The amendment was notified 11 years after the process of looking at a need for amendments started. The Rules took another 9 months to notify in March 2013. The main attraction of the Rules – to make the Copyright Board permanent, has been a non-starter from the word go. There is no Board in place, the Madras High Court has struck down as unconstitutional certain provisions relating to the procedure for selection of the 2 Members of the Board and there is litigation relating to the constitutional validity of the amendments pending in 3 different High Courts.

In this backdrop, the other big ticket amendment, that which was supposed to bring about further transparency in the functioning of the copyright societies, has also been paid only lip service, since both the existing copyright societies dealing with music – the Indian Performing Rights Society Limited (IPRS) and the Phonographic Performance Limited (PPL), have, after applying for re-registration, subsequently withdrawn their applications. IPRS is already facing an inquiry by a one-man commission constituted under the Act and Rules and PPL could follow suit.

Interestingly, however, both these entities continue to claim license fee for use of the repertoire which they claim is “owned” by them by virtue of assignments in their favour.

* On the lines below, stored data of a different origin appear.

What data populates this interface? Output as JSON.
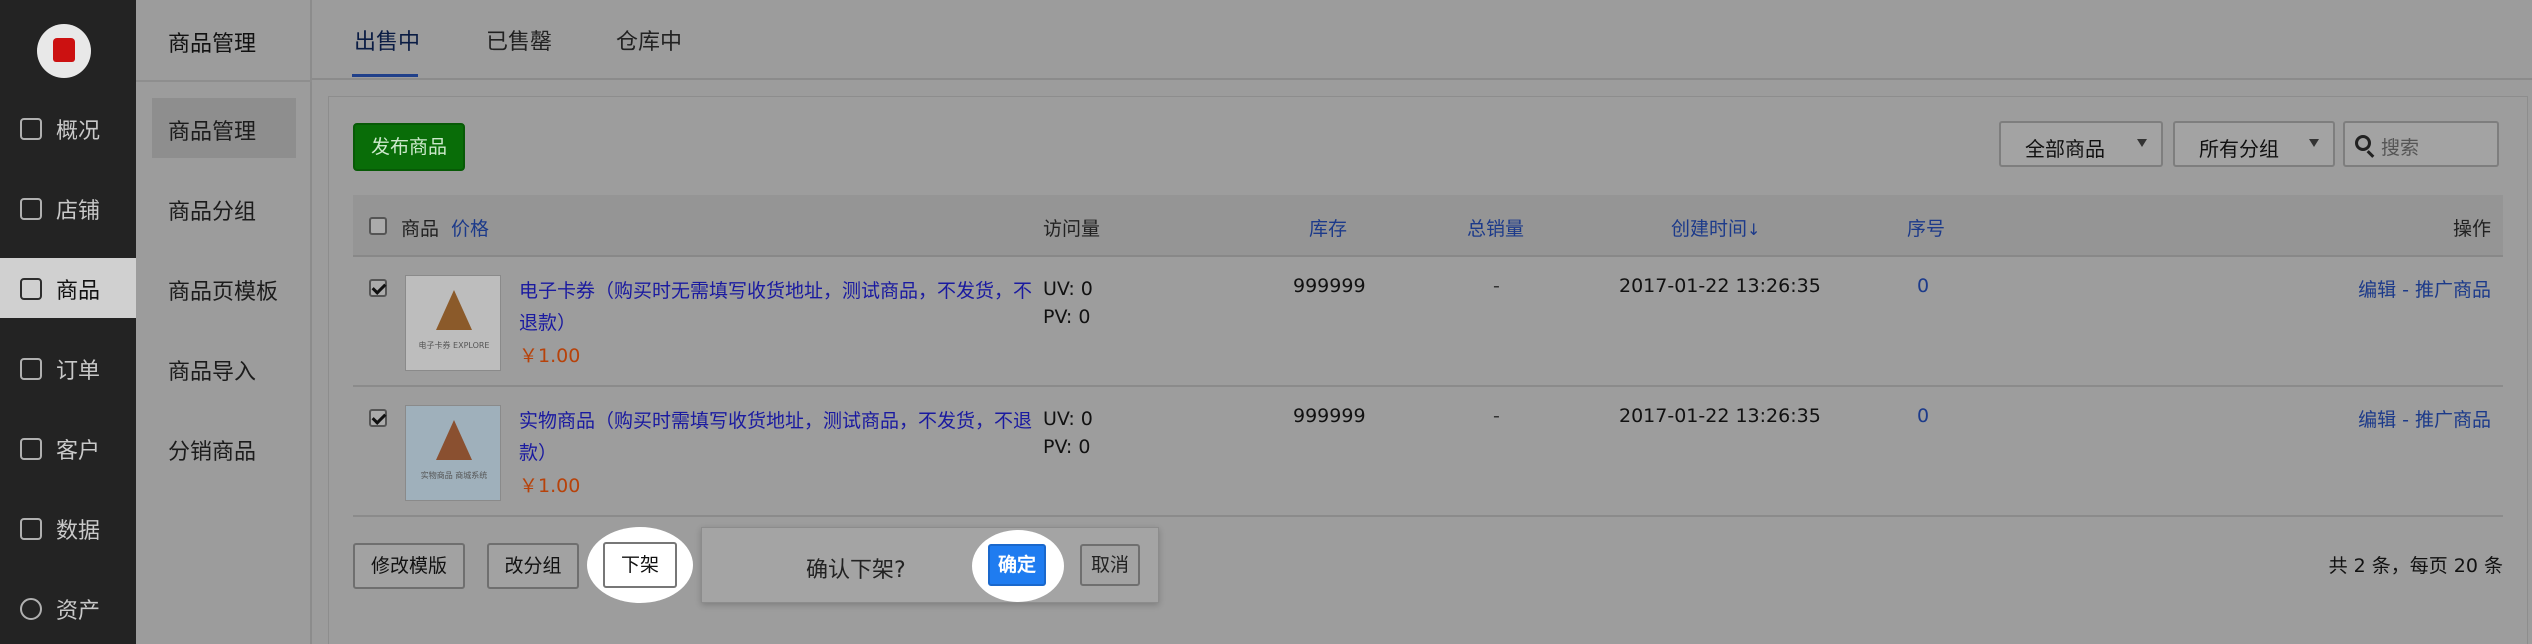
{
  "nav": {
    "items": [
      {
        "label": "概况"
      },
      {
        "label": "店铺"
      },
      {
        "label": "商品"
      },
      {
        "label": "订单"
      },
      {
        "label": "客户"
      },
      {
        "label": "数据"
      },
      {
        "label": "资产"
      }
    ],
    "active_index": 2
  },
  "subnav": {
    "title": "商品管理",
    "items": [
      {
        "label": "商品管理"
      },
      {
        "label": "商品分组"
      },
      {
        "label": "商品页模板"
      },
      {
        "label": "商品导入"
      },
      {
        "label": "分销商品"
      }
    ],
    "active_index": 0
  },
  "tabs": [
    {
      "label": "出售中"
    },
    {
      "label": "已售罄"
    },
    {
      "label": "仓库中"
    }
  ],
  "toolbar": {
    "publish_label": "发布商品",
    "filter_all": "全部商品",
    "filter_group": "所有分组",
    "search_placeholder": "搜索"
  },
  "table": {
    "headers": {
      "product": "商品",
      "price": "价格",
      "visits": "访问量",
      "stock": "库存",
      "sales": "总销量",
      "created": "创建时间",
      "created_arrow": "↓",
      "seq": "序号",
      "ops": "操作"
    },
    "rows": [
      {
        "name": "电子卡券（购买时无需填写收货地址，测试商品，不发货，不退款）",
        "price": "￥1.00",
        "uv": "UV: 0",
        "pv": "PV: 0",
        "stock": "999999",
        "sales": "-",
        "created": "2017-01-22 13:26:35",
        "seq": "0",
        "ops": "编辑 - 推广商品",
        "checked": true,
        "thumb_caption": "电子卡券 EXPLORE",
        "thumb_color": "#bdbdbd"
      },
      {
        "name": "实物商品（购买时需填写收货地址，测试商品，不发货，不退款）",
        "price": "￥1.00",
        "uv": "UV: 0",
        "pv": "PV: 0",
        "stock": "999999",
        "sales": "-",
        "created": "2017-01-22 13:26:35",
        "seq": "0",
        "ops": "编辑 - 推广商品",
        "checked": true,
        "thumb_caption": "实物商品 商城系统",
        "thumb_color": "#9fb0bb"
      }
    ]
  },
  "footer": {
    "edit_template": "修改模版",
    "change_group": "改分组",
    "delist": "下架",
    "total": "共 2 条，每页 20 条"
  },
  "popover": {
    "message": "确认下架?",
    "confirm": "确定",
    "cancel": "取消"
  },
  "colors": {
    "publish_green": "#096d08",
    "confirm_blue": "#1f7cf0",
    "link_blue": "#1c3a8a",
    "price_orange": "#b7420a"
  }
}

Challenging this interpretation and seeking clarity in the law as well as action against these entities for their arbitrary claims from event organizers, the Event and Entertainment Management Association (EEMA) filed a writ petition before the Delhi High Court in December 2016.

On a statement made by the counsel appearing for the Union of India that IPRS was being investigated for violations of the Copyright Rules and that the conduct of their business in seeking license fee from users was in violation of Section 33, the Delhi High Court on 23.12.2016, granted an injunction restraining the said entities from claiming any license fee from members of EEMA.

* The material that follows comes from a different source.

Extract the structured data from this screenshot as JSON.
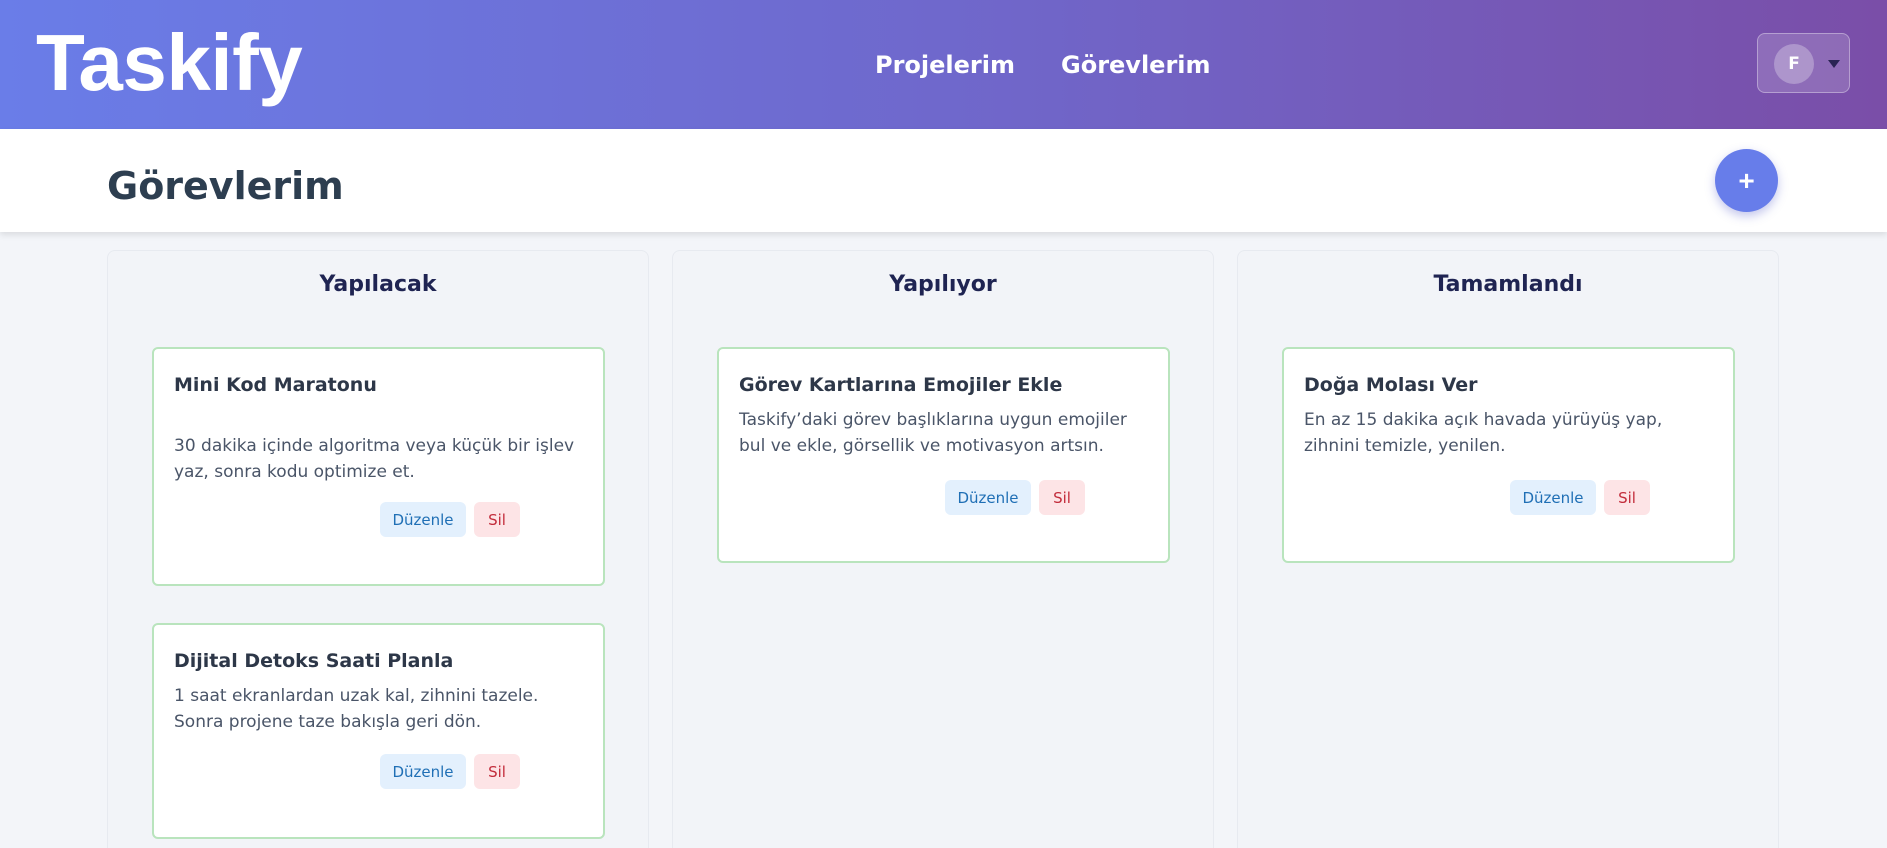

This order was modified on 29.12.2016, with welcome directions to IPRS, PPL and another entity by the name of Novex Communications, to make their works, rights and rates transparent and to prove their rights in case of a claim for license fee from members of EEMA. While this was to be done on or before 31.12.2016, there is some debate whether this order has been complied with in letter and spirit.

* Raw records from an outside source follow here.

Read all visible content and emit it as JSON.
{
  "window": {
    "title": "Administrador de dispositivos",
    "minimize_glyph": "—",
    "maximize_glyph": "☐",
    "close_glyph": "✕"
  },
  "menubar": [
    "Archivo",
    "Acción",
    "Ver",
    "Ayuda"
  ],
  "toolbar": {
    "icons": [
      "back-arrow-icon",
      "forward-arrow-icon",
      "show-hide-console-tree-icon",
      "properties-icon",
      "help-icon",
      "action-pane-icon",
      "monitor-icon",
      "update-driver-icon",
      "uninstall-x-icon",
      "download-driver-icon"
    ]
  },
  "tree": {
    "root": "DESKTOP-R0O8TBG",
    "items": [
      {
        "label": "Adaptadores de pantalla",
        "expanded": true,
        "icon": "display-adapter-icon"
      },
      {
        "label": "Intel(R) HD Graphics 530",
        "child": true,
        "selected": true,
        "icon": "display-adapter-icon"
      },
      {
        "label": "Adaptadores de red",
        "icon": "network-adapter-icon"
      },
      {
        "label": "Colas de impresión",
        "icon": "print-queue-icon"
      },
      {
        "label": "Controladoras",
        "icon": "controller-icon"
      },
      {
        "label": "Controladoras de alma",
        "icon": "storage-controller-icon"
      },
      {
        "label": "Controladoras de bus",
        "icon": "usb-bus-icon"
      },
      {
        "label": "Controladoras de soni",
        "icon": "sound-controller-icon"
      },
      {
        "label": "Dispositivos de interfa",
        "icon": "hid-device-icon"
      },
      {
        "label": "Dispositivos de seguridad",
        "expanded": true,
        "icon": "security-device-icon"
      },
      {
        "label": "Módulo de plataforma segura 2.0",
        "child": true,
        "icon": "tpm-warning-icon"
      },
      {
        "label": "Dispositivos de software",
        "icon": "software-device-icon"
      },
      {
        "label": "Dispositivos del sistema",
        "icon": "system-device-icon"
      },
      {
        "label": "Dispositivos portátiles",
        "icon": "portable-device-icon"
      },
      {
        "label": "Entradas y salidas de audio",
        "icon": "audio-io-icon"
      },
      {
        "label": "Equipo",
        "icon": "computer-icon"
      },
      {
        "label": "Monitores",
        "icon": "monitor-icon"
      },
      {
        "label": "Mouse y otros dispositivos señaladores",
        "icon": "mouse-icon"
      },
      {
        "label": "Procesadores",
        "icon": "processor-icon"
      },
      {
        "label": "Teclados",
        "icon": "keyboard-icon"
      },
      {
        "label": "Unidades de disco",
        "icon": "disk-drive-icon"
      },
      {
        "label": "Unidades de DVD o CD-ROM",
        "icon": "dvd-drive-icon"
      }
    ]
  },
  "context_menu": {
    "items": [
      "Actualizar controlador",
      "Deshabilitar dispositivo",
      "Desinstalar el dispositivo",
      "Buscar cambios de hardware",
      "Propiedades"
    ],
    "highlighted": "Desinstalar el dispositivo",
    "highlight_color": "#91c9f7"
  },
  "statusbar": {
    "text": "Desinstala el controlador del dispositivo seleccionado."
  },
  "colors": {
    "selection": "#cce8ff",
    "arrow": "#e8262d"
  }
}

The website of IPRS contains agreements from the pre-amendment era, when it was still a copyright society. Whether or not these agreements continue to be valid is questionable and is to be decided by the Delhi High Court.

PPL has put up certain agreements on its website which seem to not be deeds of assignments, but mere permissions to use the contents of its “members”. The litigation is likely to bring about some clarity to this copyright conundrum.

* Views expressed in the article are solely those of the author.